Confounding factors in observational data
“Another confounding factor that makes Webb’s research into small, potentially habitable worlds challenging is that the host stars may also show signs of water vapor. This was explored in recent Webb observations of the rocky exoplanet known as GJ 486 b. We therefore have the additional challenge of determining whether the water vapor detected by Webb actually comes from a planet’s atmosphere and not from its star.
Conclusion: The future of exoplanet studies
“The detection of biosignatures in the atmospheres of small, potentially habitable planets orbiting cool stars is an extremely challenging endeavor, typically requiring ideal conditions (e.g., a cloud-free atmosphere) or assuming early Earth environments (i.e. , different from that of modern Earth). we know), the detection of signals significantly smaller than 200 parts per million, a well-behaved star with no significant water vapor on starspots, and a significant amount of telescope time to achieve sufficient signal-to-noise.

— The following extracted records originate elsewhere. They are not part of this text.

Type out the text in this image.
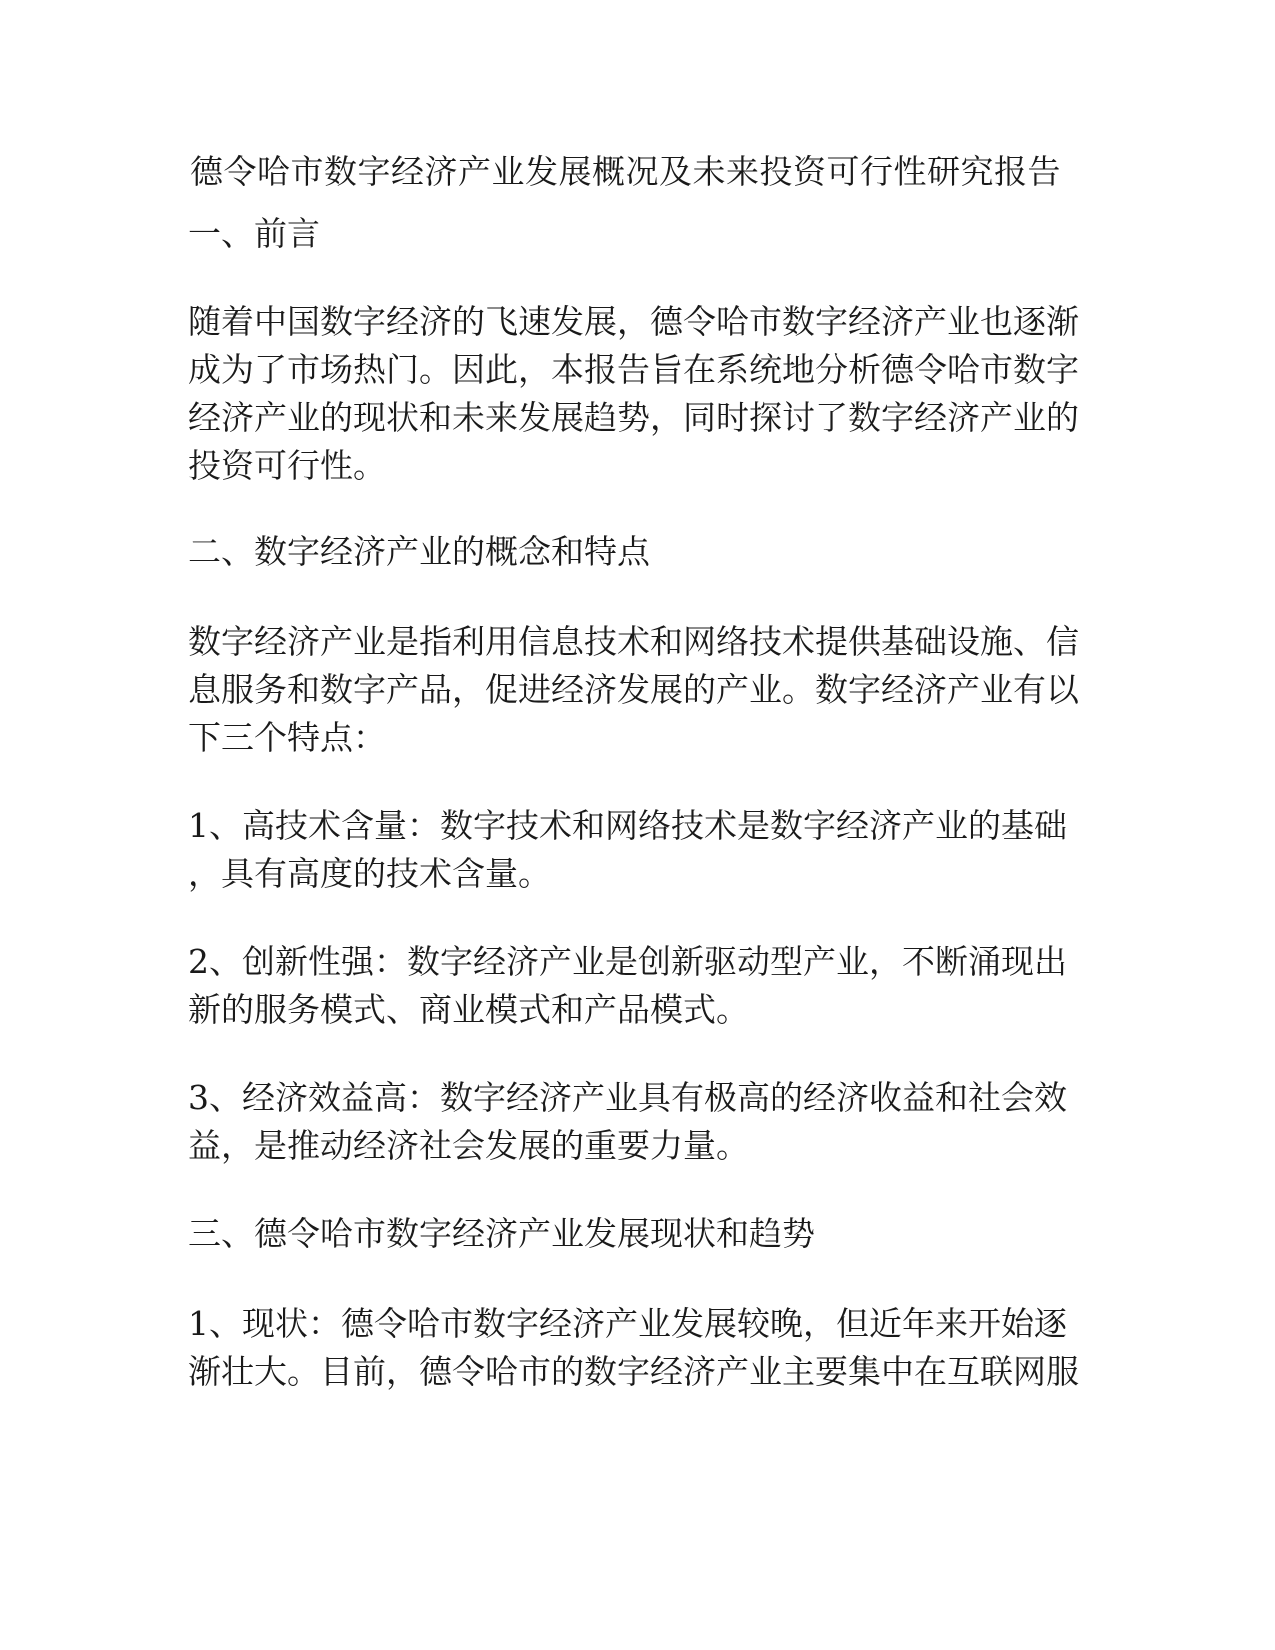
德令哈市数字经济产业发展概况及未来投资可行性研究报告
一、前言
随着中国数字经济的飞速发展，德令哈市数字经济产业也逐渐
成为了市场热门。因此，本报告旨在系统地分析德令哈市数字
经济产业的现状和未来发展趋势，同时探讨了数字经济产业的
投资可行性。
二、数字经济产业的概念和特点
数字经济产业是指利用信息技术和网络技术提供基础设施、信
息服务和数字产品，促进经济发展的产业。数字经济产业有以
下三个特点：
1、高技术含量：数字技术和网络技术是数字经济产业的基础
，具有高度的技术含量。
2、创新性强：数字经济产业是创新驱动型产业，不断涌现出
新的服务模式、商业模式和产品模式。
3、经济效益高：数字经济产业具有极高的经济收益和社会效
益，是推动经济社会发展的重要力量。
三、德令哈市数字经济产业发展现状和趋势
1、现状：德令哈市数字经济产业发展较晚，但近年来开始逐
渐壮大。目前，德令哈市的数字经济产业主要集中在互联网服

“It is also important to keep in mind that the detection of a single biosignature, by any means, does not constitute a discovery of life. The discovery of life on an exoplanet will likely require a large number of unambiguously detected biosignatures, data from multiple missions and observatories, and extensive atmospheric modeling efforts, a process that will likely take years.
“Webb’s strength is that it has the sensitivity to detect and characterize the atmospheres of a handful of the most promising potentially habitable planets orbiting cool stars. In particular, Webb has the ability to detect a range of molecules important to life, such as water vapor, methane and carbon dioxide. Our goal is to learn as much as possible about worlds that could potentially be habitable, even if we cannot definitively identify habitable features with Webb.
“Webb observations, combined with exoplanet studies by NASA’s upcoming Nancy Grace Roman Space Telescope, will ultimately lay the foundation for the future Habitable Worlds Observatory, which will be NASA’s first mission purpose-built to directly image chemical trails caused by life on Earth bring and search. Earth-like planets around sun-like stars.”
About the Authors:
Knicole Colón is an astrophysicist at NASA’s Goddard Space Flight Center in Greenbelt, Maryland, and serves as the Deputy Project Scientist for the James Webb Space Telescope for Exoplanet Science.
Christopher Stark is an astrophysicist in the Exoplanets and Stellar Astrophysics Laboratory at NASA’s Goddard Space Flight Center in Greenbelt, Maryland, and serves as deputy observatory project scientist for the James Webb Space Telescope.